Friday, August 2, 1923 was to be Coolidge’s last day of vacation at Plymouth Notch. He had posed for photographs for the small pool of reporters who covered his doings. They had shown him chopping away rot from a maple tree, wearing his suit pants and vest but bowing to the informality of the occasion by removing his suit coat. He had previously worn a woolen smock that had belonged to his grandfather for such chores but, recently, there had been accusations that it was a costume of some sort. He remarked that “In public life it is sometimes necessary in order to appear really natural to be actually artificial.”

The Coolidge family retired early. A telegram from San Francisco conveying the news of the president’s death reached reporters staying in a boarding house in Bridgewater, Vermont. They hastened the eight miles to Plymouth Notch and knocked on the door of John Coolidge’s house. He awakened his son who then dressed and came downstairs. He was informed in a telephone call from his father’s store to Secretary of State Hughes that the oath of office could be administered by a notary. Coolidge returned home and, at 2:47 am, his father administered the oath of office as president.

The nation’s newspapers carried drawings and paintings of the scene the next day. It is still the only instance of a father administering the oath of office of president to his son and of a man taking the oath at home. The house was small and lacked indoor plumbing. It was typical of Coolidge in its lack of pretension and the image was a powerful one to begin his presidency. After the oath was administered, the Coolidges returned to bed, also typical. They arose at 6 am and began the trip back to Washington with a stop at his mother’s grave in a nearby cemetery. These symbols would stand him in good stead when the Harding scandals began to fill the newspapers in the months to come.

Harding’s body was returned to Washington on August 7 where he lay in state in the Capitol.
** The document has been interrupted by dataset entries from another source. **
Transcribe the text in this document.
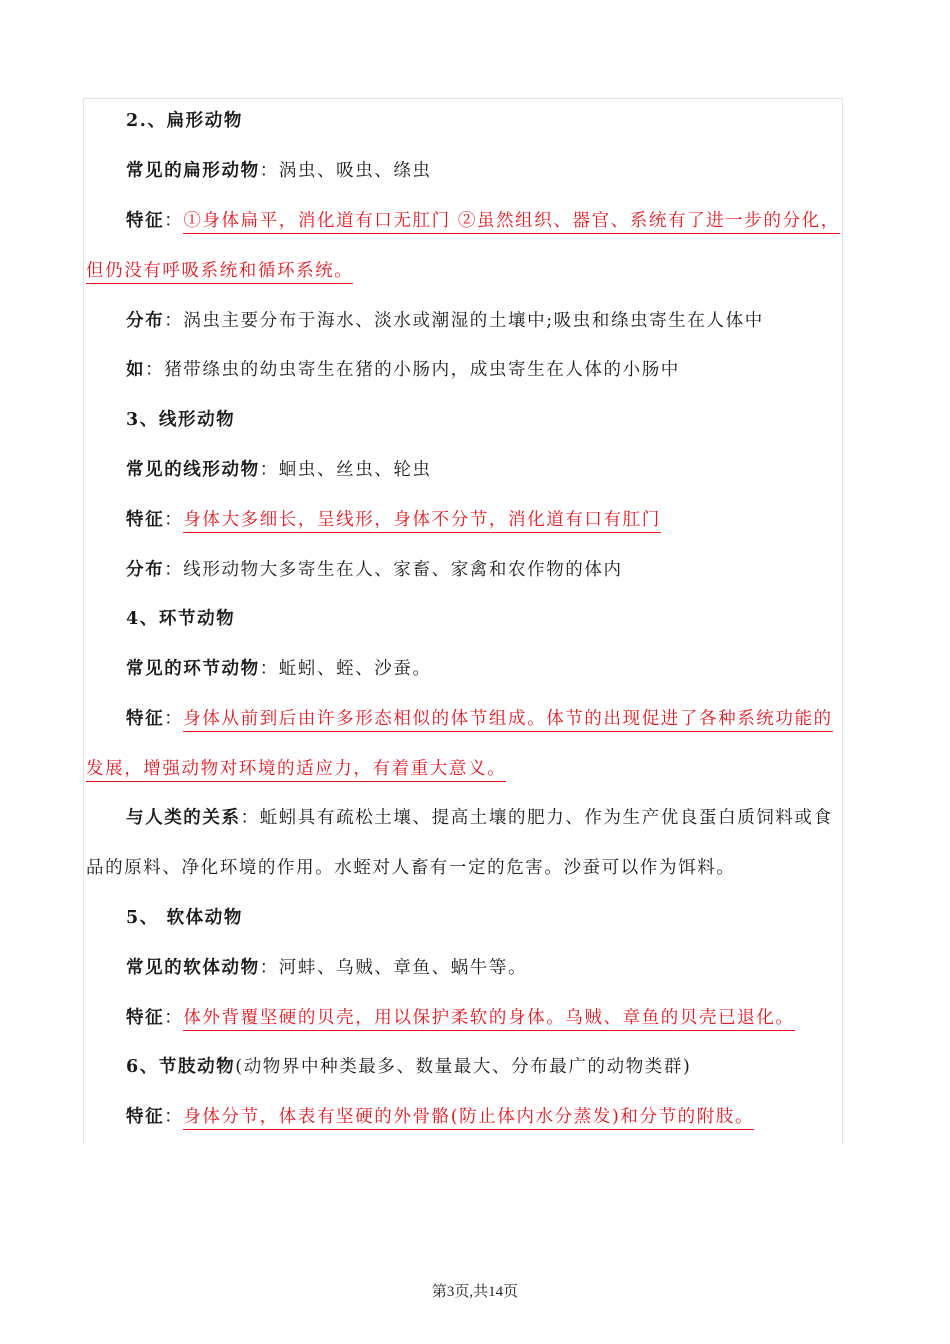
2.、扁形动物
常见的扁形动物：涡虫、吸虫、绦虫
特征：①身体扁平，消化道有口无肛门 ②虽然组织、器官、系统有了进一步的分化，
但仍没有呼吸系统和循环系统。
分布：涡虫主要分布于海水、淡水或潮湿的土壤中;吸虫和绦虫寄生在人体中
如：猪带绦虫的幼虫寄生在猪的小肠内，成虫寄生在人体的小肠中
3、线形动物
常见的线形动物：蛔虫、丝虫、轮虫
特征：身体大多细长，呈线形，身体不分节，消化道有口有肛门
分布：线形动物大多寄生在人、家畜、家禽和农作物的体内
4、环节动物
常见的环节动物：蚯蚓、蛭、沙蚕。
特征：身体从前到后由许多形态相似的体节组成。体节的出现促进了各种系统功能的
发展，增强动物对环境的适应力，有着重大意义。
与人类的关系：蚯蚓具有疏松土壤、提高土壤的肥力、作为生产优良蛋白质饲料或食
品的原料、净化环境的作用。水蛭对人畜有一定的危害。沙蚕可以作为饵料。
5、 软体动物
常见的软体动物：河蚌、乌贼、章鱼、蜗牛等。
特征：体外背覆坚硬的贝壳，用以保护柔软的身体。乌贼、章鱼的贝壳已退化。
6、节肢动物(动物界中种类最多、数量最大、分布最广的动物类群)
特征：身体分节，体表有坚硬的外骨骼(防止体内水分蒸发)和分节的附肢。
第3页,共14页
Coolidge issued a proclamation for a day of national mourning and it was apparent that Harding was genuinely liked by the public. The funeral was in Marion, Ohio on August 10.

In 1923, the presidency was very different from what it became under Hoover and Roosevelt. Coolidge greeted White House visitors in person, the last president to do so. He had one secretary and no aides. His telephone was not on his desk but in a nearby booth and unused. He did not know how to drive a car. He had carefully cultivated his image, even to his famous lack of small talk. At a dinner party while vice-president, a woman next to him at the dinner table told him she had a bet with her husband that she could get him to say at least three words. His reply was, “You lose.”